Italian cappuccino story

Description Cappuccino Loves Italy.jpg
My latest experience in my own country, in my own town: I'm in a coffee shop in Borgo Pio (a street behind the Vatican), I'm enjoying my 4th coffee of the day talking literally 5 minutes to some friends in between meetings. One Korean woman apologies for interrupting me and asks for my help. "Can you tell me please if 6 euros for a cappuccino is an ok price?" I look at one of my friends' receipt - he just paid for his cappuccino served outside, like the lady who was seated beside me - and the price is 3.5 euros. I look back to the receipt given to the tourist and realize is not even a valid receipt (fiscally). I go inside and confront bluntly the cashier, who instead of apologizing for the "mistake" first says "O but she got it in a bigger glass", then, when I point out that we don't have distinctions of that kind in Italy and that the prices she has exposed on the wall don't say "Cappuccino in large size = 6 euros" she dares to ask me "and Who are you?" meaning what don't you mind your business.

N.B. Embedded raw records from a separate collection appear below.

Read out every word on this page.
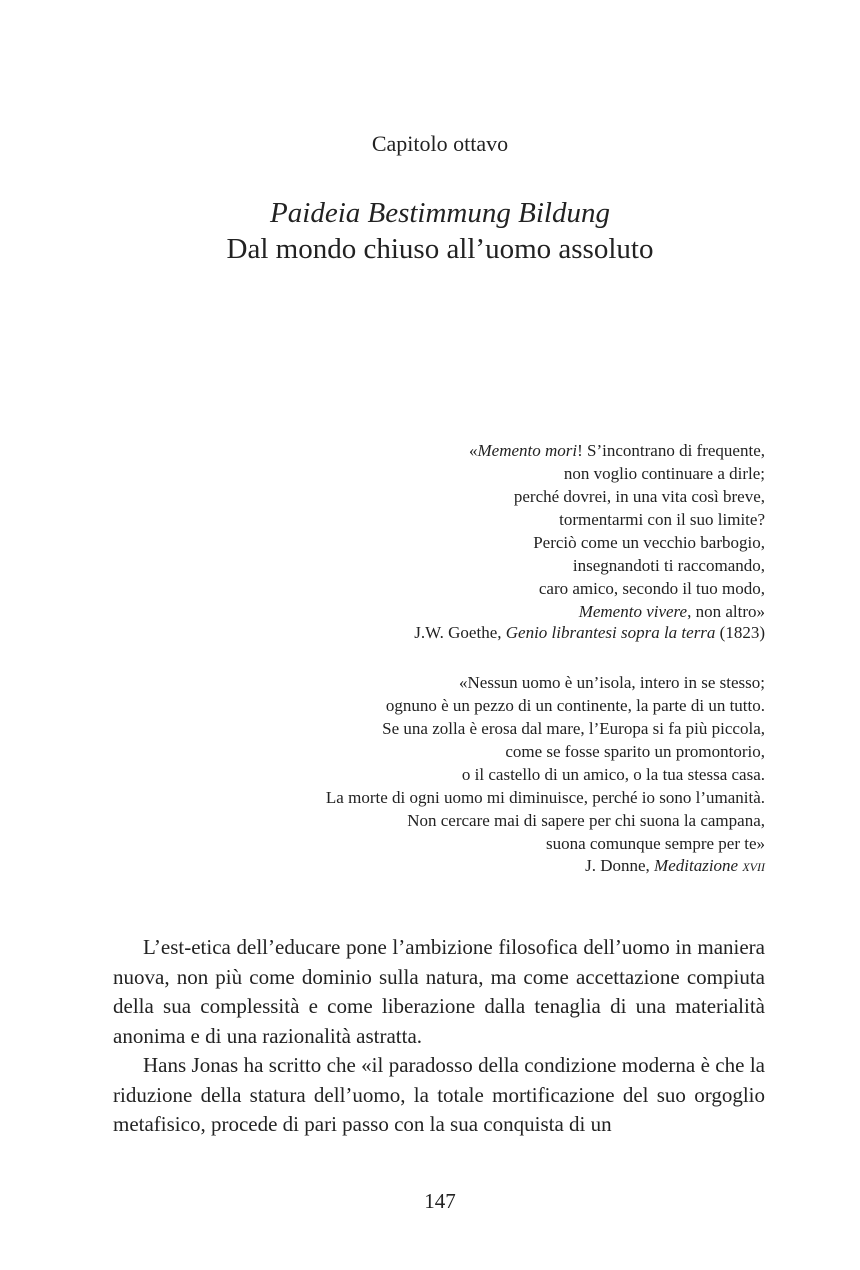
Capitolo ottavo
Paideia Bestimmung Bildung
Dal mondo chiuso all’uomo assoluto
«Memento mori! S’incontrano di frequente,
non voglio continuare a dirle;
perché dovrei, in una vita così breve,
tormentarmi con il suo limite?
Perciò come un vecchio barbogio,
insegnandoti ti raccomando,
caro amico, secondo il tuo modo,
Memento vivere, non altro»
J.W. Goethe, Genio librantesi sopra la terra (1823)
«Nessun uomo è un’isola, intero in se stesso;
ognuno è un pezzo di un continente, la parte di un tutto.
Se una zolla è erosa dal mare, l’Europa si fa più piccola,
come se fosse sparito un promontorio,
o il castello di un amico, o la tua stessa casa.
La morte di ogni uomo mi diminuisce, perché io sono l’umanità.
Non cercare mai di sapere per chi suona la campana,
suona comunque sempre per te»
J. Donne, Meditazione xvii

L’est-etica dell’educare pone l’ambizione filosofica dell’uomo in maniera nuova, non più come dominio sulla natura, ma come accettazione compiuta della sua complessità e come liberazione dalla tenaglia di una materialità anonima e di una razionalità astratta.

Hans Jonas ha scritto che «il paradosso della condizione moderna è che la riduzione della statura dell’uomo, la totale mortificazione del suo orgoglio metafisico, procede di pari passo con la sua conquista di un

147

This is when I go ballistic. They are messing with the wrong pal! “I’m a pissed off citizen who’s going to kick your ass!” is my answer I leave and I call immediately the Guardia di Finanza (the Italian equivalent of the US IRS). I wait for them to come and take a full report. Now to make sure these assholes get audited (and believe me you don’t want to deal with the Guardia di Finanza the same way nobody wants to deal with the IRS!) I’ll call a couple of friends who work there.
Now, I’d like to know why don’t we Italians stop accepting this shitty attitude and start to make the difference? Only then we could stop complaining about the old stereotypes of the Italians depicted with "Spaghetti, Mafia and Mandolin!"